The mechanism whereby psychological stress influences both the peripheral and central inflammatory cascade is co-ordinated by the autonomic nervous system. Thus the release of noradrenaline and adrenaline following the activation of the sympathetic system results in the activation of both alpha and beta adrenoceptors on immune cells thereby initiating the release of proinflammatory cytokines, via the activation of the NF-kB cascade, particularly on macrophages and monocytes in peripheral blood; antagonists of these adrenoceptors block the stress induced rise in these cytokines [27]. Conversely stimulation of the parasympathetic system has the opposite effect on the stress induced inflammatory response. Thus stimulation of the vagus nerve results in release of acetylcholine that activates the alpha-7 sub-unit on nicotinic receptors thereby reduces the activation of NF-kB [28]. It is possible that the anti-depressant-like action of vagal nerve stimulation, occasionally used to treat resistant depression, is associated with such an anti-inflammatory action.

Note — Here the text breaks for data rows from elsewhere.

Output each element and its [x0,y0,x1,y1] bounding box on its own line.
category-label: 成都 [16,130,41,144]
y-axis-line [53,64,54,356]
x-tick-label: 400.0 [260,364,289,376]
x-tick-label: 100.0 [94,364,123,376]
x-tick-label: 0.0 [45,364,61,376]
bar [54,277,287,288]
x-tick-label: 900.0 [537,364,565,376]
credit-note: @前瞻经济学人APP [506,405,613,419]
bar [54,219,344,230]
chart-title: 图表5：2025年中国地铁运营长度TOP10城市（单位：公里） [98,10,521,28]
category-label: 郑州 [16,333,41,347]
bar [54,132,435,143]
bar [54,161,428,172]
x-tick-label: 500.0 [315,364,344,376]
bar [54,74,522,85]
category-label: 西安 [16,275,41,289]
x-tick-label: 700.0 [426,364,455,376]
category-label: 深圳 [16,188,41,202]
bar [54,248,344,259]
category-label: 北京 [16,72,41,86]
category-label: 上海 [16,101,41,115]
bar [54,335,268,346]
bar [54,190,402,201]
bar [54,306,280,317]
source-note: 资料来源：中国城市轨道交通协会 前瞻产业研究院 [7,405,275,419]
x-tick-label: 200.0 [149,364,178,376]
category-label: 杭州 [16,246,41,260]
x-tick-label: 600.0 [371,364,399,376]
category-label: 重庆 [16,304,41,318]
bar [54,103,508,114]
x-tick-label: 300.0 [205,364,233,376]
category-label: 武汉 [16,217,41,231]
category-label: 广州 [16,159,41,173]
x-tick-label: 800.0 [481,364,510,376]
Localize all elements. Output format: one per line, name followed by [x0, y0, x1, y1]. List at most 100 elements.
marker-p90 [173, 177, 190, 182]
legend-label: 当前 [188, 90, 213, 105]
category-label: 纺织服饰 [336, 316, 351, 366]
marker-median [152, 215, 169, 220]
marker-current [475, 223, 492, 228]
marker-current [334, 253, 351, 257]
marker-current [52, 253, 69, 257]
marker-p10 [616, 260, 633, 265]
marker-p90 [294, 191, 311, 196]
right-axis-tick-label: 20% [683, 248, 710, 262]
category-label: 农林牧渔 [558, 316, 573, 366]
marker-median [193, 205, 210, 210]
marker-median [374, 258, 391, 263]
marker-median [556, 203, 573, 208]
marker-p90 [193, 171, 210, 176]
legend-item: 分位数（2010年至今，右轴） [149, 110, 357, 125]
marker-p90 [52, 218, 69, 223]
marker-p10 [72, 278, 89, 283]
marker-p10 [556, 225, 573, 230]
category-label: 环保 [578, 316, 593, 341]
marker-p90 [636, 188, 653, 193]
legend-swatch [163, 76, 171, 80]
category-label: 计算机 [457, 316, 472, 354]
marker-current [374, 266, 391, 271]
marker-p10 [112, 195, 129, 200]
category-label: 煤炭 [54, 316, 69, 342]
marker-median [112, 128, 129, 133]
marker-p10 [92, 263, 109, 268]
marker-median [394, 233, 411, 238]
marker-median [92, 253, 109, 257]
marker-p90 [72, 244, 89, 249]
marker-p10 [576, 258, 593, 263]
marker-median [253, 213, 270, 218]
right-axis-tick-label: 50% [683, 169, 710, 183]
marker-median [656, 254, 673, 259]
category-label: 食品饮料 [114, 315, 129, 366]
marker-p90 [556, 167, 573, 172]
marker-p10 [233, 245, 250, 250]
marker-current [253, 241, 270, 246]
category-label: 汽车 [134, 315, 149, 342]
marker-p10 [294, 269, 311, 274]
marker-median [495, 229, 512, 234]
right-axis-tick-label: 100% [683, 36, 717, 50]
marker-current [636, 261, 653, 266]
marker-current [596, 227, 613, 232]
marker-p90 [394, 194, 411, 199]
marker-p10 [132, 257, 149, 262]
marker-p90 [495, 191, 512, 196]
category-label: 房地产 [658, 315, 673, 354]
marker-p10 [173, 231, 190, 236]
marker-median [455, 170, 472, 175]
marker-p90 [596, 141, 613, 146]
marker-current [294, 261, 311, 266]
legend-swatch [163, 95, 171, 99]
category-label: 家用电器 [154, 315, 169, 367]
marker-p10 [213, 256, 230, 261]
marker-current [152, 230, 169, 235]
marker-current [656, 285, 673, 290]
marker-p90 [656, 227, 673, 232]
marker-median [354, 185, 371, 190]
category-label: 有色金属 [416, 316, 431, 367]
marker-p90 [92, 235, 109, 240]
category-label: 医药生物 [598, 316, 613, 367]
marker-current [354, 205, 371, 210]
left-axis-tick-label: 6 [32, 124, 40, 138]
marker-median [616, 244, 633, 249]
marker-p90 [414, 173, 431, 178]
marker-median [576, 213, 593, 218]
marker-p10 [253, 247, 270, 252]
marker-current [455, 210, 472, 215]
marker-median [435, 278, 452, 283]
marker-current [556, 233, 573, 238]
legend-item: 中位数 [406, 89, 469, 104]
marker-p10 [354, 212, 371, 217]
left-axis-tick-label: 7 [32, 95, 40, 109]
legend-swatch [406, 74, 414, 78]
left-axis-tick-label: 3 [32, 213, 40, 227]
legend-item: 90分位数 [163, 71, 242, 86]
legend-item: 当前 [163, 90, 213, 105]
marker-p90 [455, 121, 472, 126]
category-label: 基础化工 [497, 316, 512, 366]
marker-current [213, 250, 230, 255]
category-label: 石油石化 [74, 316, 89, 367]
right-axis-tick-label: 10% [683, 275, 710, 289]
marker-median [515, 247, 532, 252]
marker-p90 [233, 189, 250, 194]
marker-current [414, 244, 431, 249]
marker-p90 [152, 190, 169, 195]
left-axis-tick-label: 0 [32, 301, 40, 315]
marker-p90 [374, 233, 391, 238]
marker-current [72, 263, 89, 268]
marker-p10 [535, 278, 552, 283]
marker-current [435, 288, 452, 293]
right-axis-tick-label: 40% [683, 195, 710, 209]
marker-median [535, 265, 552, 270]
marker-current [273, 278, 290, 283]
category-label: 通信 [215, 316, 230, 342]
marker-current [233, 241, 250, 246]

The question arises why should inflammation occur in depressed patients despite the frequently observed increase in glucocortioids? The most parsimonious explanation is that glucocorticoid receptor resistance in the brain and periphery contribute to the lack of suppression of most types of immune cells with the possible exception of the natural killer cells. One possible explanation is that the stress induced increase in the sympathetic nervous system, combined with steroid resistance, leads to the activation of the microglia in the brain, and macrophages and monocytes in the periphery, thereby leading to the inflammatory state."